The coordinate (0,1) means a perfect classifier that correctly judges all positive samples when the false alarm is 0, which is also our lifelong pursuit of machine learning people. Therefore, the closer the ROC curve is to the upper left corner, the better the model performance is.
AUC
AUC is the abbreviation of English Area under Curve, which represents the Area under ROC Curve, that is, the integral of ROC Curve on [0,1]
This is an indicator used to evaluate the performance of model classifier.
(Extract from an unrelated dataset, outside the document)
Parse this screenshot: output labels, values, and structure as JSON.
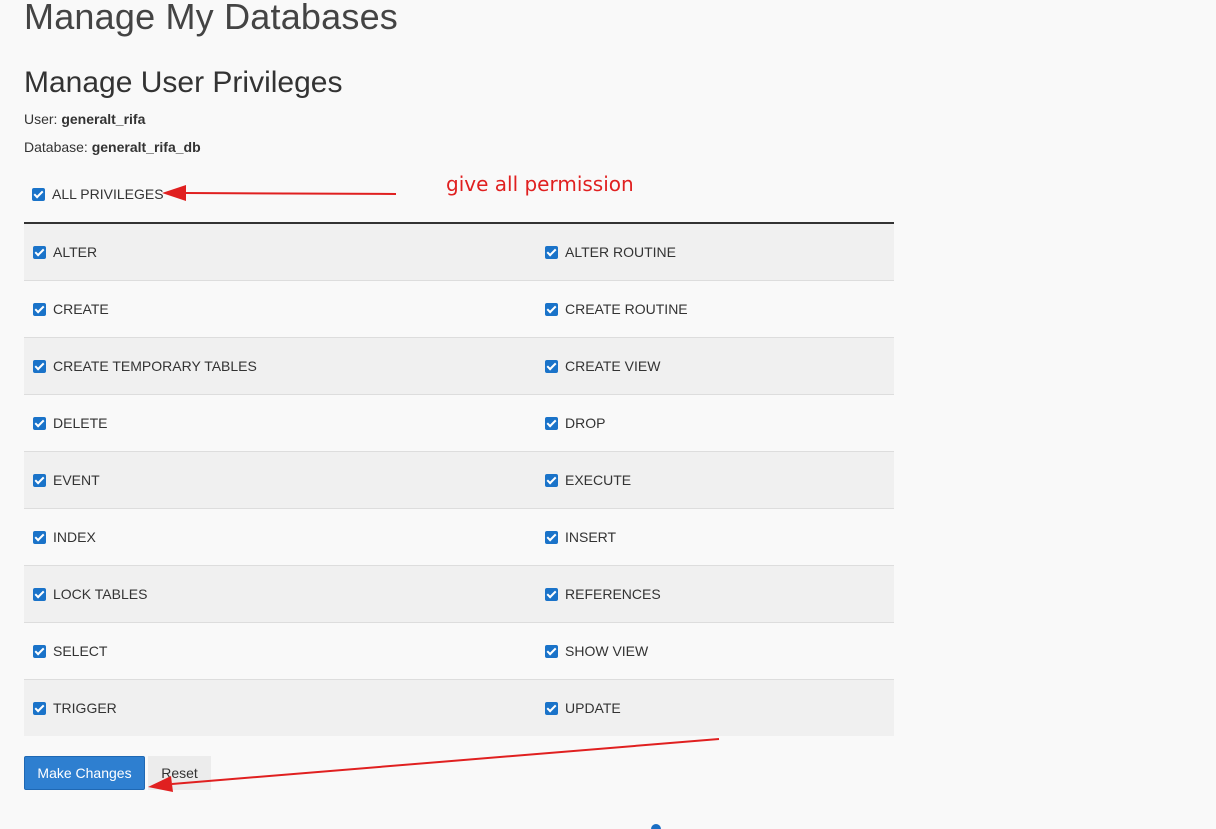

For different models, the larger AUC is, the better the classification performance is
The value range of AUC is [0,1]. The effective classifier will be greater than 0.5, and the poor classifier will be close to 0.5
If someone asks why is it not that close to zero is the worst? In fact if you get a classifier with AUC zero, you just take the inverse of the output and you get a perfect classifier.